O Ministério Público Federal aponta que essa iniciativa está alinhada com discussões em curso no âmbito do Sistema das Nações Unidas e menciona o trabalho semelhante realizado em países como a Austrália, que criou duas comissões voltadas para essa questão. “A existência destes diversos precedentes retira da mesa possíveis desculpas para eventuais dificuldades de implantação da Comissão Nacional Indígena da Verdade”, declara o procurador da República Marco Antonio Delfino de Almeida no documento.

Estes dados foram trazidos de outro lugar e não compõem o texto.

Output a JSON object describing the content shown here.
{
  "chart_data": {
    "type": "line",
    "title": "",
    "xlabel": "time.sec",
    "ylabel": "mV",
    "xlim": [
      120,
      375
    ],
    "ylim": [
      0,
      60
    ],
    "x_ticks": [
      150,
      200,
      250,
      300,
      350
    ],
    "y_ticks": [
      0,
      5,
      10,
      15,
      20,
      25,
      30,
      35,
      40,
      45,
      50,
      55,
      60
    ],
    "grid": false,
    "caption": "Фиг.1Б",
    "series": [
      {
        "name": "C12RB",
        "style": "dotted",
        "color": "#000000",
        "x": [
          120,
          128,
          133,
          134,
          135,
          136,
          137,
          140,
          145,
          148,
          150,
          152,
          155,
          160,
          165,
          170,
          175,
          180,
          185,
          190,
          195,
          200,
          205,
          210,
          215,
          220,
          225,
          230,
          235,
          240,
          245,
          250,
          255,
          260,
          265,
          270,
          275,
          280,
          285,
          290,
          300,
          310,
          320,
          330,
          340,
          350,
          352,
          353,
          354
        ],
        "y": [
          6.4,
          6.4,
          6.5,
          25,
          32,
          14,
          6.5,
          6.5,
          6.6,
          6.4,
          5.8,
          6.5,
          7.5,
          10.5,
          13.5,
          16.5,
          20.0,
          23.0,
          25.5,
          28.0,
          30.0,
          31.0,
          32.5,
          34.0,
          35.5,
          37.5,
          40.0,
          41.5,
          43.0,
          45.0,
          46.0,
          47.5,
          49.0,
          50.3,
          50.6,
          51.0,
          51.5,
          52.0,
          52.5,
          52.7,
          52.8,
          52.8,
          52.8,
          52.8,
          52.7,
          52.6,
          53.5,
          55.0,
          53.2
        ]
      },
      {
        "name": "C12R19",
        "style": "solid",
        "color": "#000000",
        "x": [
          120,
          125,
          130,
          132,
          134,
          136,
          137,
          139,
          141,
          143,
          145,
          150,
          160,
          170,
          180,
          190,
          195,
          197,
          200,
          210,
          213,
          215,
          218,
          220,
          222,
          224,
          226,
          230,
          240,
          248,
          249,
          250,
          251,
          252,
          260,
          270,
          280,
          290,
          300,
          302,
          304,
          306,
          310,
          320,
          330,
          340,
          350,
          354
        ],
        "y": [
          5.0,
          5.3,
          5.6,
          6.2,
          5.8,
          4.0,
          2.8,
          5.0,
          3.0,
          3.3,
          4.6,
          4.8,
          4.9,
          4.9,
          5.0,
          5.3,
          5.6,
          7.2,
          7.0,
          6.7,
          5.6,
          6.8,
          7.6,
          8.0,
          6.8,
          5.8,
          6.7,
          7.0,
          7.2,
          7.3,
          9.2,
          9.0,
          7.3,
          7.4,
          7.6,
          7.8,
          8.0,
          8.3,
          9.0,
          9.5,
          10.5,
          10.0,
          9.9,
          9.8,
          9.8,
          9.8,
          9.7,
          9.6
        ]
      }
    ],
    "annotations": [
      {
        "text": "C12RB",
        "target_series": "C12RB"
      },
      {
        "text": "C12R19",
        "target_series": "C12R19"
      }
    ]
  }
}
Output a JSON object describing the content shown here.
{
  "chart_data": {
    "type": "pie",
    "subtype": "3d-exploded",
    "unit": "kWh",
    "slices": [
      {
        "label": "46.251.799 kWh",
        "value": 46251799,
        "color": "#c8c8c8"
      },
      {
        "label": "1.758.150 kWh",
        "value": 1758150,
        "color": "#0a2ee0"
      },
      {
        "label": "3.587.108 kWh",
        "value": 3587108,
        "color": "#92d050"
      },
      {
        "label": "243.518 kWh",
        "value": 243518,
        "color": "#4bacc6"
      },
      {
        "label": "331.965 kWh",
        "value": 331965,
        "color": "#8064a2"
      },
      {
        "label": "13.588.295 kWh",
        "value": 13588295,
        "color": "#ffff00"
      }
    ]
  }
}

A petição detalha as violações cometidas contra os kaiowá durante a ditadura, como a remoção forçada pelo município de Maracaju (MS), onde indígenas foram transportados “de forma violenta, forçada e degradante” para a Reserva de Dourados. Também menciona a utilização de mão de obra indígena em projetos de pesquisa na região pela Embrapa, indicando que a União estava ciente da presença indígena no local. O Estado do Mato Grosso do Sul é acusado de alienar terras tradicionalmente ocupadas por indígenas em favor de particulares.
Além de recomendar a criação da Comissão Nacional Indígena da Verdade, a petição sugere que a Funai (Fundação Nacional dos Povos Indígenas) restabeleça de forma efetiva e segura os marcos de delimitação da aldeia Sucuri’y.